There are two independent pathways in the human body for breaking down LDL cholesterol in the blood , the LDL receptor pathway and the so-called scavenger pathway . Most of the LDL cholesterol in plasma, around 65%, is metabolized via LDL receptors. LDL receptors are found in all cell types of the arteries and in hepatocytes (liver cells). In addition to the LDL receptor pathway, around 15% of the LDL cholesterol in the plasma is broken down via the scavenger pathway in the blood vessels. The macrophages are called scavenger cells . They have so-called scavenger receptors, via which chemically modified (oxidized) LDL can be absorbed and stored in an uninhibited manner and regardless of the concentration.

In summary, three different ways can be described that cholesterol (regardless of whether it is through food or self-synthesized) takes in the organism:

  1. Excretion in the bile and thus in an enterohepatic circulation (liver → bile → intestine → blood via the portal vein → liver).
  2. Conversion to bile acids, which are released into the intestines.
  3. Release into the blood in the form of lipoproteins (VLDL → LDL → HDL) for the synthesis of steroids and the formation of membranes in other organs .

Blood levels

The average total cholesterol level as well as the LDL and HDL levels of the healthy normal population differ from country to country and also depend on age and gender. There is a positive correlation between the blood cholesterol values ​​and the body mass index .

Total cholesterol level

Average total cholesterol level of middle-aged German adults (data from 2816 participants in a health check-up offered free of charge by health insurance companies)

In general, the total cholesterol level increases significantly with age. As a rule, it is somewhat lower in young women than in young men. However, with age, this difference becomes even more pronounced, and older women end up having, on average, higher cholesterol levels than older men. Pregnancy is a special case in which the total cholesterol level is normally significantly increased.

The average total cholesterol level of the age group between 35 and 65 years in Germany is around 236 mg / dl (corresponds to 6.1 mmol / l), the standard deviation is ± 46 mg / dl. This roughly means that around two thirds of the German population in this age group have a total cholesterol value in the range between 190 mg / dl and 282 mg / dl and one sixth of the Germans in this age group have values ​​above or below this range. In some parts of China, the average cholesterol level is 94 mg / dl with normal values ​​between 70 mg / dl and 170 mg / dl, whereby the lower cholesterol levels correlate with a lower likelihood of heart disease and cancer.

LDL cholesterol levels

The LDL cholesterol level is subject to a similar age and gender-dependent distribution. Here, too, the age-related increase is much more pronounced for women than for men.

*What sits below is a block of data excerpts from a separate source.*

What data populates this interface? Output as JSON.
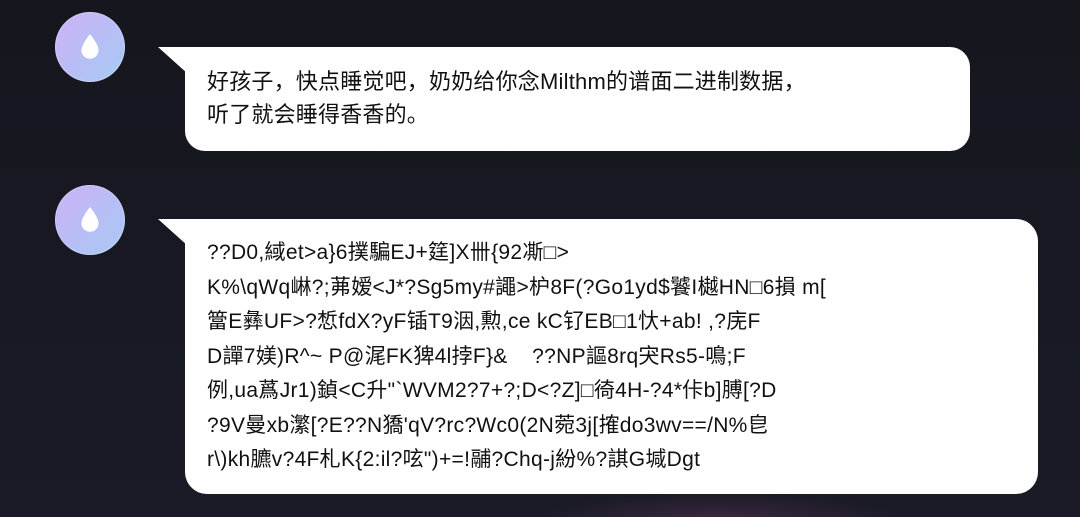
{
  "colors": {
    "background": "#16171f",
    "bubble": "#ffffff",
    "text": "#111111",
    "avatar_gradient_start": "#cdb3f6",
    "avatar_gradient_end": "#a6cbf4",
    "avatar_icon": "#ffffff"
  },
  "messages": [
    {
      "avatar_icon": "droplet-icon",
      "lines": [
        "好孩子，快点睡觉吧，奶奶给你念Milthm的谱面二进制数据，",
        "听了就会睡得香香的。"
      ]
    },
    {
      "avatar_icon": "droplet-icon",
      "lines": [
        "??D0,緎et>a}6撲騙EJ+筳]X卌{92凘□>",
        "K%\\qWq崊?;茀嫒<J*?Sg5my#譝>枦8F(?Go1yd$饕I樾HN□6損 m[",
        "簹E彝UF>?惁fdX?yF锸T9洇,勲,ce kC钌EB□1忕+ab! ,?庑F",
        "D譂7媄)R^~ P@浘FK猈4l挬F}&    ??NP謳8rq宊Rs5-鳴;F",
        "例,ua蔿Jr1)鍞<C升\"`WVM2?7+?;D<?Z]□徛4H-?4*佧b]膊[?D",
        "?9V曼xb瀿[?E??N獢'qV?rc?Wc0(2N菀3j[搉do3wv==/N%皀",
        "r\\)kh臕v?4F札K{2:il?呟\")+=!鬴?Chq-j紛%?諆G堿Dgt"
      ]
    }
  ]
}
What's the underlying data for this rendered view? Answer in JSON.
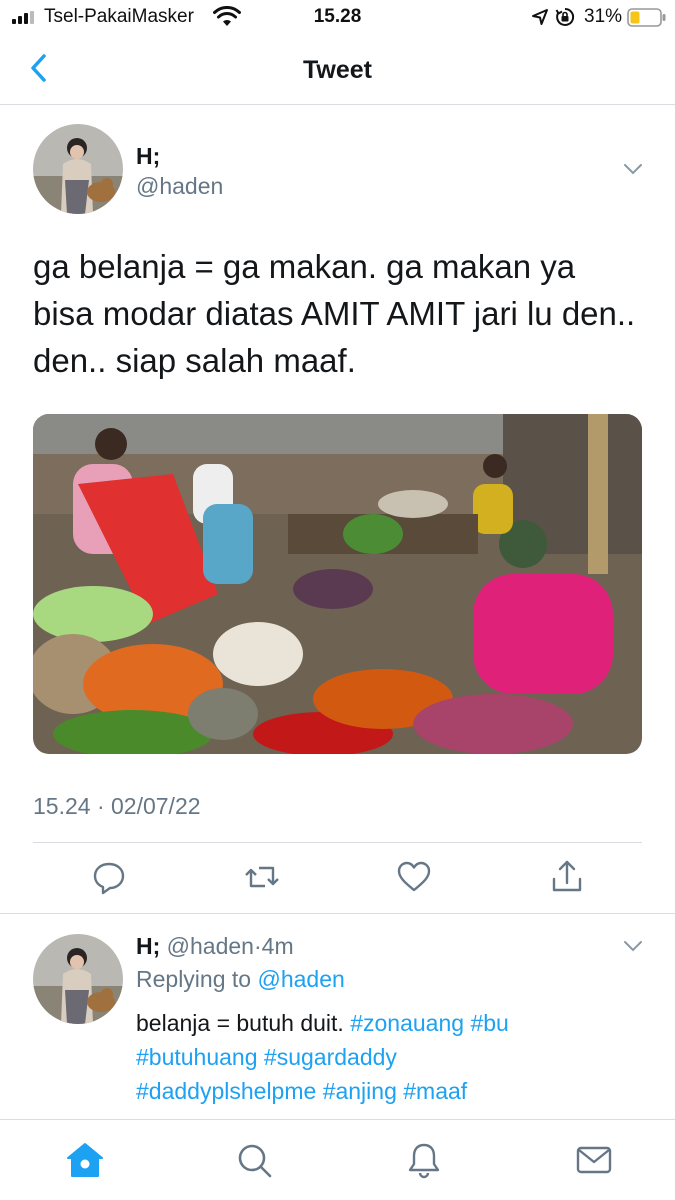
{
  "status_bar": {
    "carrier": "Tsel-PakaiMasker",
    "time": "15.28",
    "battery": "31%",
    "icons": [
      "signal-icon",
      "wifi-icon",
      "location-icon",
      "orientation-lock-icon",
      "battery-icon"
    ]
  },
  "header": {
    "title": "Tweet",
    "back_icon": "back-chevron-icon"
  },
  "tweet": {
    "name": "H;",
    "handle": "@haden",
    "text": "ga belanja = ga makan. ga makan ya bisa modar diatas AMIT AMIT jari lu den.. den.. siap salah maaf.",
    "media": "photo of a traditional market with vegetables and chili peppers",
    "timestamp": "15.24 · 02/07/22",
    "actions": [
      "reply-icon",
      "retweet-icon",
      "like-icon",
      "share-icon"
    ]
  },
  "reply": {
    "name": "H;",
    "handle": "@haden",
    "separator": "·",
    "age": "4m",
    "replying_prefix": "Replying to ",
    "replying_to": "@haden",
    "text_plain": "belanja = butuh duit. ",
    "hashtags_line1": [
      "#zonauang",
      "#bu"
    ],
    "hashtags_line2": [
      "#butuhuang",
      "#sugardaddy"
    ],
    "hashtags_line3": [
      "#daddyplshelpme",
      "#anjing",
      "#maaf"
    ]
  },
  "tab_bar": {
    "tabs": [
      "home-icon",
      "search-icon",
      "notifications-icon",
      "messages-icon"
    ],
    "active": "home-icon"
  },
  "colors": {
    "accent": "#1da1f2",
    "text": "#14171a",
    "secondary": "#657786",
    "divider": "#d9dde1"
  }
}
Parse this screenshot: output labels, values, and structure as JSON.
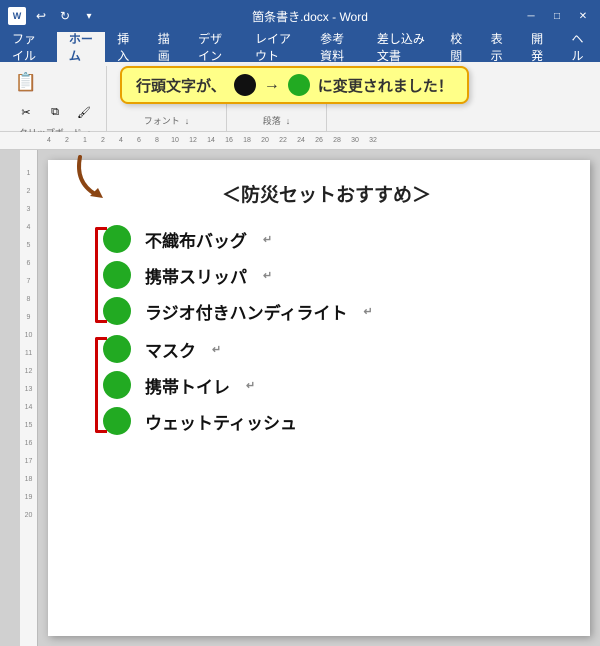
{
  "titlebar": {
    "filename": "箇条書き.docx",
    "app": "Word",
    "title": "箇条書き.docx - Word"
  },
  "ribbon": {
    "tabs": [
      "ファイル",
      "ホーム",
      "挿入",
      "描画",
      "デザイン",
      "レイアウト",
      "参考資料",
      "差し込み文書",
      "校閲",
      "表示",
      "開発",
      "ヘル"
    ],
    "active_tab": "ホーム",
    "groups": [
      "クリップボード",
      "フォント",
      "段落"
    ]
  },
  "notification": {
    "text_before": "行頭文字が、",
    "arrow": "→",
    "text_after": "に変更されました！"
  },
  "document": {
    "title": "＜防災セットおすすめ＞",
    "items": [
      {
        "text": "不織布バッグ",
        "para": "↵"
      },
      {
        "text": "携帯スリッパ",
        "para": "↵"
      },
      {
        "text": "ラジオ付きハンディライト",
        "para": "↵"
      },
      {
        "text": "マスク",
        "para": "↵"
      },
      {
        "text": "携帯トイレ",
        "para": "↵"
      },
      {
        "text": "ウェットティッシュ",
        "para": ""
      }
    ]
  },
  "ruler": {
    "numbers": [
      "4",
      "2",
      "1",
      "2",
      "4",
      "6",
      "8",
      "10",
      "12",
      "14",
      "16",
      "18",
      "20",
      "22",
      "24",
      "26",
      "28",
      "30",
      "32"
    ]
  },
  "side_ruler": {
    "numbers": [
      "1",
      "2",
      "3",
      "4",
      "5",
      "6",
      "7",
      "8",
      "9",
      "10",
      "11",
      "12",
      "13",
      "14",
      "15",
      "16",
      "17",
      "18",
      "19",
      "20"
    ]
  }
}
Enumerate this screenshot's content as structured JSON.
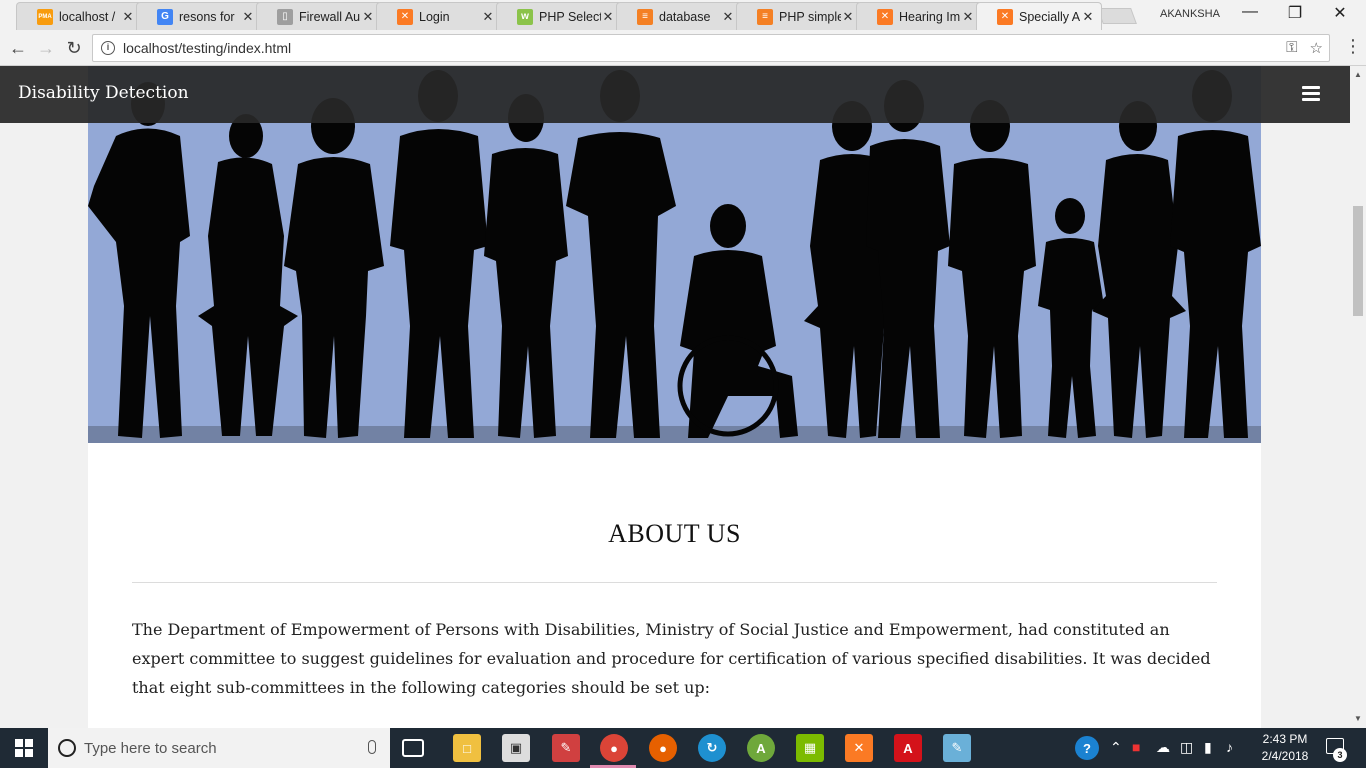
{
  "browser": {
    "tabs": [
      {
        "label": "localhost /",
        "icon": "phpmyadmin-icon",
        "color": "#f89c0e",
        "glyph": "PMA"
      },
      {
        "label": "resons for",
        "icon": "google-icon",
        "color": "#4285f4",
        "glyph": "G"
      },
      {
        "label": "Firewall Au",
        "icon": "document-icon",
        "color": "#9e9e9e",
        "glyph": "▯"
      },
      {
        "label": "Login",
        "icon": "xampp-icon",
        "color": "#fb7a24",
        "glyph": "✕"
      },
      {
        "label": "PHP Select",
        "icon": "php-icon",
        "color": "#8bc34a",
        "glyph": "w"
      },
      {
        "label": "database",
        "icon": "stackoverflow-icon",
        "color": "#f48024",
        "glyph": "≡"
      },
      {
        "label": "PHP simple",
        "icon": "stackoverflow-icon",
        "color": "#f48024",
        "glyph": "≡"
      },
      {
        "label": "Hearing Im",
        "icon": "xampp-icon",
        "color": "#fb7a24",
        "glyph": "✕"
      },
      {
        "label": "Specially A",
        "icon": "xampp-icon",
        "color": "#fb7a24",
        "glyph": "✕",
        "active": true
      }
    ],
    "profile_name": "AKANKSHA",
    "url": "localhost/testing/index.html"
  },
  "site": {
    "brand": "Disability Detection",
    "about_title": "ABOUT US",
    "about_text": "The Department of Empowerment of Persons with Disabilities, Ministry of Social Justice and Empowerment, had constituted an expert committee to suggest guidelines for evaluation and procedure for certification of various specified disabilities. It was decided that eight sub-committees in the following categories should be set up:",
    "hero_bg_color": "#93a8d6"
  },
  "taskbar": {
    "search_placeholder": "Type here to search",
    "time": "2:43 PM",
    "date": "2/4/2018",
    "notification_count": "3"
  }
}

The mean value for the age group between 35 and 65 years is 164 mg / dl (standard deviation ± 44 mg / dl) for German women and 168 mg / dl (± 43 mg / dl) for men.

HDL cholesterol levels

The average HDL level differs more between the sexes, with middle-aged women having higher HDL levels than men. The age dependency shows itself in both sexes in a decrease from the age of about 55 years. The average HDL level in German women in the age group between 35 and 65 years is 45 mg / dl (± 12 mg / dl), in men it is 37 mg / dl (± 11 mg / dl).

Quotient

Occasionally, quotients are determined from these values ​​on the basis of the aforementioned parameters. The mean value of the quotient of LDL and HDL levels is 3.9 (± 1.6) for German women between 35 and 65 years, and 4.9 (± 1.9) for men. The corresponding average values ​​for the quotient of the total cholesterol and the HDL level are 5.7 (± 2.1) for women and 7.0 (± 2.3) for men.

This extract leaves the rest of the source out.